Economia Portugal tem que deixar de "financiar capitalistas sem capital que compram tudo"

Portugal tem que deixar de "financiar capitalistas sem capital que compram tudo"

O presidente do BPI apelou hoje ao Governo que, na proposta de Orçamento do Estado (OE) para 2010, a apresentar no início do ano, se promova uma mudança de modelo de crescimento económico que tem sido a tradição do país.
Maria João Gago 11 de dezembro de 2009 às 10:59
O presidente do BPI apelou hoje ao Governo que, na proposta de Orçamento do Estado (OE) para 2010, a apresentar no início do ano, se promova uma mudança de modelo de crescimento económico que tem sido a tradição do país.

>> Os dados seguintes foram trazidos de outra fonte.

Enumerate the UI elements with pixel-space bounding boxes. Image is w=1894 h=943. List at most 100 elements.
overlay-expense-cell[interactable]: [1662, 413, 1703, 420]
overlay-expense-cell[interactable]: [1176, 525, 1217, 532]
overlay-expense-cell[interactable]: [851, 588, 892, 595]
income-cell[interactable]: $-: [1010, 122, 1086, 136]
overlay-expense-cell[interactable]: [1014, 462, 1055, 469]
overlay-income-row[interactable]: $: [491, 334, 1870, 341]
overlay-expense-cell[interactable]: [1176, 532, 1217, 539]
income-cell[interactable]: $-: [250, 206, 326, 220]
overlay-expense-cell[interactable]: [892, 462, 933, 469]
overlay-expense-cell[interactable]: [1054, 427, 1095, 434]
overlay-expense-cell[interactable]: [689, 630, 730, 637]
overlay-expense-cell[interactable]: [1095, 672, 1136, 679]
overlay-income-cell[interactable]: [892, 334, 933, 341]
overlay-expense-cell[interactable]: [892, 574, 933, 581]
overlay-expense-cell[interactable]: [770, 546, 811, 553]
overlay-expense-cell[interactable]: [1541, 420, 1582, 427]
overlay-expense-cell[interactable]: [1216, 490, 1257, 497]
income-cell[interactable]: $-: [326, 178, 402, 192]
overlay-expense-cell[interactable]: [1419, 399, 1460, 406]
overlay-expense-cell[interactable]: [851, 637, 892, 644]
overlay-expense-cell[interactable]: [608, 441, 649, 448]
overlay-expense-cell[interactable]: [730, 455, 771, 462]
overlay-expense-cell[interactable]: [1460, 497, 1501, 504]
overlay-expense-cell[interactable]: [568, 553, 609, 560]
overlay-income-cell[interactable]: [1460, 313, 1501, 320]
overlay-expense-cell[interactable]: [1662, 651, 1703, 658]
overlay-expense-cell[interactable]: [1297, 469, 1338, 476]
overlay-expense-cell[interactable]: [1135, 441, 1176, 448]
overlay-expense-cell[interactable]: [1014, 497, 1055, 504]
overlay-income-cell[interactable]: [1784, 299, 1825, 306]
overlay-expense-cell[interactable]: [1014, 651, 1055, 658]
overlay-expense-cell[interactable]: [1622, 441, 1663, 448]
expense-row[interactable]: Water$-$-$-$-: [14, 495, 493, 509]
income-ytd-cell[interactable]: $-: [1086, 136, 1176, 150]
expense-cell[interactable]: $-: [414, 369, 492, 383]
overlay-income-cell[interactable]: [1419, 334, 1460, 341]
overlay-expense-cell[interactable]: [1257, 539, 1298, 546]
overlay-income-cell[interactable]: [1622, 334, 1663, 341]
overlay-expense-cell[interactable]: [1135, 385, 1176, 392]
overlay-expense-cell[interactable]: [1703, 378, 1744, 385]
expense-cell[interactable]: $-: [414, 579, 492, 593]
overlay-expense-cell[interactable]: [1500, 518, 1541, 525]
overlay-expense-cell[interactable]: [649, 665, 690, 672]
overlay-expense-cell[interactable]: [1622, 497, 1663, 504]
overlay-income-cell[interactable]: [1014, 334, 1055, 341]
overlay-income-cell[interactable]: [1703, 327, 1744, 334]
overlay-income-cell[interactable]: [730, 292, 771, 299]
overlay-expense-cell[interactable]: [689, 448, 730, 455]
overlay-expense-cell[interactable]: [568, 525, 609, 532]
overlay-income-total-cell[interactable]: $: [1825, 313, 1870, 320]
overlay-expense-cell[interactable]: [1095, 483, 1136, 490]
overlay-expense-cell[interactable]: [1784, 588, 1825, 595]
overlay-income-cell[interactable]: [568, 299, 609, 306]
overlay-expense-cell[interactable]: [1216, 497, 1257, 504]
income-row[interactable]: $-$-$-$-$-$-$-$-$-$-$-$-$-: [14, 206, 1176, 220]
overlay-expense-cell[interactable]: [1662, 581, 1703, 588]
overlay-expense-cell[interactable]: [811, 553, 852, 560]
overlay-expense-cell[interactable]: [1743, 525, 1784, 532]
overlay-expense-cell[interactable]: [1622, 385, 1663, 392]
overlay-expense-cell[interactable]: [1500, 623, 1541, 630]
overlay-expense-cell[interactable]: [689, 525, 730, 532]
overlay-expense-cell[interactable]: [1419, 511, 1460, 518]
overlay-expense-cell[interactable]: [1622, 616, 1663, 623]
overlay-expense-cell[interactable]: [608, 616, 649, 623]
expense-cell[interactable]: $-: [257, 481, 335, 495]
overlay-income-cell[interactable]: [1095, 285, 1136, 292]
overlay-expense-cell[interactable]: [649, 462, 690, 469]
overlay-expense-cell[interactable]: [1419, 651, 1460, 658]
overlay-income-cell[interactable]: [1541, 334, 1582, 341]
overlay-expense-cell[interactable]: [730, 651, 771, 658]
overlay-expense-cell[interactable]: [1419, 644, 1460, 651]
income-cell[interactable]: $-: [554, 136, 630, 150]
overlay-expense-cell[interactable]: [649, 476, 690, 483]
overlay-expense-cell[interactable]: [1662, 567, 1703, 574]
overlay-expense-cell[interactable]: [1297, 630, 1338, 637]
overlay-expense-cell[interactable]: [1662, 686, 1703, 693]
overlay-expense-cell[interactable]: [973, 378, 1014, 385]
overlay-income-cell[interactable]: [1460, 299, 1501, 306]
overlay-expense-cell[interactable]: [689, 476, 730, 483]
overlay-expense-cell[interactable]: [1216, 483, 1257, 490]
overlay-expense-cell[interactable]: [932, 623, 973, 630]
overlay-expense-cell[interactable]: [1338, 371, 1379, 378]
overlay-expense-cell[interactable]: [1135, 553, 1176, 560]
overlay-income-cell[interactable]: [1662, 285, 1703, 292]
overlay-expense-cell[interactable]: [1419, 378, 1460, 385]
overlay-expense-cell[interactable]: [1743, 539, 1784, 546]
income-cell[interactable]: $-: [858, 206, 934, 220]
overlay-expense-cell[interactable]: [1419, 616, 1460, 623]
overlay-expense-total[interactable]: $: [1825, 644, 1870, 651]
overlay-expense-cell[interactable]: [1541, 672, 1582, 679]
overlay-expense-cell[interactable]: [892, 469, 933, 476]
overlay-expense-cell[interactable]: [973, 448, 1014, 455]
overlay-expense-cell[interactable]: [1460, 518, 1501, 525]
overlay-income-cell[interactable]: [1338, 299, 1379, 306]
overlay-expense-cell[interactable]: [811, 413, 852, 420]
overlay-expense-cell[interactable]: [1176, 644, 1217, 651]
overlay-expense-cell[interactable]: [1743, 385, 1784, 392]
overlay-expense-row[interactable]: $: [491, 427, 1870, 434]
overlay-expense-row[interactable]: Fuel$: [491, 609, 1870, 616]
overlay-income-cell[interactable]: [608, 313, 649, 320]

Entre outras propostas, Fernando Ulrich defendeu que se deve deixar de “alocar recursos a financiar capitalistas sem capital que compram tudo e mais alguma coisa”, numa crítica às decisões do Governo no sentido de apoiar a viabilização de empresas como a Qimonda e a Aerosoles, evitando a sua falência.

“Não vamos poder continuar a viver assim porque o mercado não vai estar lá para nos financiar”, sublinhou o banqueiro, criticando o facto de os diferentes governos terem alocado recursos à construção de infra-estruturas e a bens não transaccionáveis. “Continuaremos a não crescer se insistirmos no mesmo modelo económico. Enterrámos dinheiro”, lamentou.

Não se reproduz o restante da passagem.